Bears Prowling for Lehman

It’s deja vu all over again as again the bears are all over the scent of Lehman Brothers’ blood. Back in March, just after Bear Stearns was gutted, it was Lehman Brothers who saw the deadly volatility spike on their puts:

Down in the pits fear morphs into greed as the same ominous options activity is taking place now on Lehman’s put contracts:

Options traders are making big bets that Lehman stock will drop an additional 24% by Thursday, when March options expire, Dow Jones Newswires reported. Traders also are betting that the shares will continue to plummet over the next month.

Lehman is caught in the same frenzy of credit capture and denial as Bear Stearns was in last week…
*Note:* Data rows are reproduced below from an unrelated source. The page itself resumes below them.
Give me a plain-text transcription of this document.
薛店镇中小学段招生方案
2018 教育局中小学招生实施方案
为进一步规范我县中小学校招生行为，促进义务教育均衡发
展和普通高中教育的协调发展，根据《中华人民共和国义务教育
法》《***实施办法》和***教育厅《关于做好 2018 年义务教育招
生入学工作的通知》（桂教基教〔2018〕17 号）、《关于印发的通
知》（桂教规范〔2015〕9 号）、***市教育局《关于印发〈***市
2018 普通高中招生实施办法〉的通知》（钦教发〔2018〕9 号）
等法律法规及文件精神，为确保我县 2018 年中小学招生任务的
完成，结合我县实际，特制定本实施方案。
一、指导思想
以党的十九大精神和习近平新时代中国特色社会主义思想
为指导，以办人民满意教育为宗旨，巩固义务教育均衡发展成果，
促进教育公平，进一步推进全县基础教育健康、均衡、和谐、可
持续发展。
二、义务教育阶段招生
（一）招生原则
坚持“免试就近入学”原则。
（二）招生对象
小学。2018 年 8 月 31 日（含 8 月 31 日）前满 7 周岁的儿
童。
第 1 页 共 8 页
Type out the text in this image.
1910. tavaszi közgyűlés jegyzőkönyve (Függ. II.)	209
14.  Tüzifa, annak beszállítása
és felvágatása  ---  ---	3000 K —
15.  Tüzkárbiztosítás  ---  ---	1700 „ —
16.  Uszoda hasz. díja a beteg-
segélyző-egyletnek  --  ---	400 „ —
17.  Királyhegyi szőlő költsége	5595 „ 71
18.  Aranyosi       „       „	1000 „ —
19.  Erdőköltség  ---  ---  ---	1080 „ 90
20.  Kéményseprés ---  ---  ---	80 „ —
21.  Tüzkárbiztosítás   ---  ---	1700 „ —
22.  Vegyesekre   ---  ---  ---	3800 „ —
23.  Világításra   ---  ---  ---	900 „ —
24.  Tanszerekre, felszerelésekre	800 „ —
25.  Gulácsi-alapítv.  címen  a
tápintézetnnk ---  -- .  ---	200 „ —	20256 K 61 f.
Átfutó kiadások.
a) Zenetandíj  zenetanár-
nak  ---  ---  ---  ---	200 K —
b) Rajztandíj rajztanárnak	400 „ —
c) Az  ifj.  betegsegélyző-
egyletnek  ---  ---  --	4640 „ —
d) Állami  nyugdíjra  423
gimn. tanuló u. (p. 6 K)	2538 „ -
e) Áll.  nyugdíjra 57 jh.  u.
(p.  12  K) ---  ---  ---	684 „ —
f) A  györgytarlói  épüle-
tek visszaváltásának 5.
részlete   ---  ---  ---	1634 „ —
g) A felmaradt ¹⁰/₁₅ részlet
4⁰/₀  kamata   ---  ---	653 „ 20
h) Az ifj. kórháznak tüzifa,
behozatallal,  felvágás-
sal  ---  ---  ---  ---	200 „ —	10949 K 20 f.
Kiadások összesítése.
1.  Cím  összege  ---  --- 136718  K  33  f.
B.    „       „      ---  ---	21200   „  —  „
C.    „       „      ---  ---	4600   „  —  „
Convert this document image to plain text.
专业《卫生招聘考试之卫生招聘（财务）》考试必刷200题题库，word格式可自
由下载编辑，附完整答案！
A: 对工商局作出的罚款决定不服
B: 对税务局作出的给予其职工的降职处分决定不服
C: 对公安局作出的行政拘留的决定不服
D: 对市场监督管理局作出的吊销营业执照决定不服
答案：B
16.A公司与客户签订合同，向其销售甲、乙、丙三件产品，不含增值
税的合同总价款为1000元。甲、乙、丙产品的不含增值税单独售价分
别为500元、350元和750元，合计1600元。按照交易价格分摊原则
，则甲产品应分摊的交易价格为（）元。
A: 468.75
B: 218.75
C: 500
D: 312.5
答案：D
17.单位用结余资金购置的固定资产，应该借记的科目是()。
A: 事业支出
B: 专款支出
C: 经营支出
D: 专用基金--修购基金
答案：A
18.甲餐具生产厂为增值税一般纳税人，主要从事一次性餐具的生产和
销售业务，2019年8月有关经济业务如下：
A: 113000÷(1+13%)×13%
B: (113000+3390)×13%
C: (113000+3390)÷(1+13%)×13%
And it looked as if PUT buyers were in the know as on Friday March 14 Lehman Brothers closed at 39.26, then opened Monday March 17 at 25.38. And just as soon as Lehman’s shareholders felt their heart pounding with the thud of that $14 plunge like a parachute that didn’t open, the bank rigged its earnings, turning a cliff dive into a roller coaster:

Lehman dazzled last week with earnings that beat the street: dropping by more than half. The firm only wrote off an additional $1.8 billion (miniscule compared to some of the write-down and exposure estimates from our previous coverage, below). Now, don’t all run out and buy Lehman shares too fast. Of course, the street did, and shares surged by 46% the day of the announcement.

It was all well and good so long as you paid no attention to the man behind the curtain. But bears, especially hungry ones see everything:

David Einhorn, the manager of a hedge fund that holds a short position on Lehman, said he suspects the bank’s most recent quarterly data were inflated with one-time, unrealized gains, The Wall Street Journal reported Friday.

And so here we go, it’s deja vu all over again:

There’s been a sharp increase in implied volatility in the options market, suggesting that investors are concerned that this weakness will beget more of the same down the road. Thursday, put option volume outnumbered call option volume by three-to-one, and activity is notably weighed towards pessimism on Friday as well.

The world-wide Ponzi scheme is coming apart at the seams. Lehman Brothers was walking the Green Mile in March only to have that mile lengthened, but they are still a dead man walking nonetheless. We have yet to see how much farther it has to go, but it will certainly end.